If you are losing sleep over volatility driven by a cascade of disheartening news, it may help to remember that the stock market is historically cyclical. There have been 10 bear markets (prior to this one) since 1950, and the market has recovered eventually every time.
Bear markets are typically defined as declines of 20% or more from the most recent high, and bull markets are increases of 20% or more from the bear market low. But there is no official declaration, so in some cases there are different interpretations regarding when these cycles begin and end.

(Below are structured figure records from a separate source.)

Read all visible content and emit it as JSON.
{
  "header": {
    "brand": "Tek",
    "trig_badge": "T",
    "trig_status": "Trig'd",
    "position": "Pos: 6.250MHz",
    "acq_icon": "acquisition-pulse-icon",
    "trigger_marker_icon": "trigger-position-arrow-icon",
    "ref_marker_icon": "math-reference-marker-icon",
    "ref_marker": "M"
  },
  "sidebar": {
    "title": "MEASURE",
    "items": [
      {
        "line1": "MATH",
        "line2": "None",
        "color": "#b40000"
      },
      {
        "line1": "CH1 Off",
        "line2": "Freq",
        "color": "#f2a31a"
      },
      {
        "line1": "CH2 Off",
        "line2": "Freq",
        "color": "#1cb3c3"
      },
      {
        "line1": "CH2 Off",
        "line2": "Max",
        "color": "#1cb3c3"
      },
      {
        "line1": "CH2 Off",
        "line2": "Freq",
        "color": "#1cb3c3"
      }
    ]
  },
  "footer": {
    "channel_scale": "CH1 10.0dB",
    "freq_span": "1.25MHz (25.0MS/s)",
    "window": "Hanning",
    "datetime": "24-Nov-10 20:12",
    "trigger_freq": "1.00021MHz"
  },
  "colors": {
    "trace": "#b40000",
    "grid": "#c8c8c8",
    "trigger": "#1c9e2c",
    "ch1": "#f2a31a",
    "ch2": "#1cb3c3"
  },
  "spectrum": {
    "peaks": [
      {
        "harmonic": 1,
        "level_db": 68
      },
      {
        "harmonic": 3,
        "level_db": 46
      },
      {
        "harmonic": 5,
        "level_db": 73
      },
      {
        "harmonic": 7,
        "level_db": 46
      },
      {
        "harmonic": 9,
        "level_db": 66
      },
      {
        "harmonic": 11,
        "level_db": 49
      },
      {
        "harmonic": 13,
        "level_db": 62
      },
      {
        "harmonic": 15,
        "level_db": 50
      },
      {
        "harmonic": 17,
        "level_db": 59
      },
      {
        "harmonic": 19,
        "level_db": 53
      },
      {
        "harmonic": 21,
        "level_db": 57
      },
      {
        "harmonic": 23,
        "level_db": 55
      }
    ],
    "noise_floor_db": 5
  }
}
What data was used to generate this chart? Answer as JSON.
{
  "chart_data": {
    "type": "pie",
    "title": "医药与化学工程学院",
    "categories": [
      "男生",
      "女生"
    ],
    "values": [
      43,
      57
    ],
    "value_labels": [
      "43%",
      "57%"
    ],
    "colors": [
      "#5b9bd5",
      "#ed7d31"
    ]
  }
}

On average, bull markets lasted longer (1,955 days) than bear markets (431 days) over this period, and the average bull market advance (172.0%) was greater than the average bear market decline (-34.2%).
Bear Markets Since 1950 | Calendar Days to Bottom | US Stock Market Decline (S&P 500 Index) |
---|---|---|
Aug 1956 - Oct 1957 | 446 | -21.5% |
Dec 1961 - June 1962 | 196 | -28.0% |
Feb 1966 - Oct 1966 | 240 | -22.2% |
Nov 1968 - May 1970 | 543 | -36.1% |
Jan 1973 - Oct 1974 | 630 | -48.2% |
Nov 1980 - Aug 1982 | 622 | -27.1% |
Aug 1987 - Dec 1987 | 101 | -33.5% |
July 1990 - Oct 1990 | 87 | -19.9%* |
March 2000 - Oct 2002 | 929 | -49.1% |
Oct 2007 - March 2009 | 517 | -56.8% |
*The intraday low marked a decline of -20.2%, so this cycle is often considered a bear market.
The bottom line is that neither the ups nor the downs last forever, even if they feel as though they will. During the worst downturns, there were short-term rallies and buying opportunities. And in some cases, people have profited over time by investing carefully just when things seemed bleakest.
If you're reconsidering your current investment strategy, a volatile market is probably the worst time to turn your portfolio inside out. Dramatic price swings can magnify the impact of a wholesale restructuring if the timing of that move is a little off. A well-thought-out asset allocation and diversification strategy is still the fundamental basis of good investment planning. Changes in your portfolio don't necessarily need to happen all at once. Try not to let fear derail your long-term goals.
The return and principal value of stocks fluctuate with changes in market conditions. Shares, when sold, may be worth more or less than their original cost. Asset allocation and diversification are methods used to help manage investment risk; they do not guarantee a profit or protect against investment loss.
The S&P 500 is an unmanaged group of securities that is considered to be representative of the U.S. stock market in general. The performance of an unmanaged index is not indicative of the performance of any specific investment. Individuals cannot invest directly in an index. Past performance is not a guarantee of future results. Actual results will vary.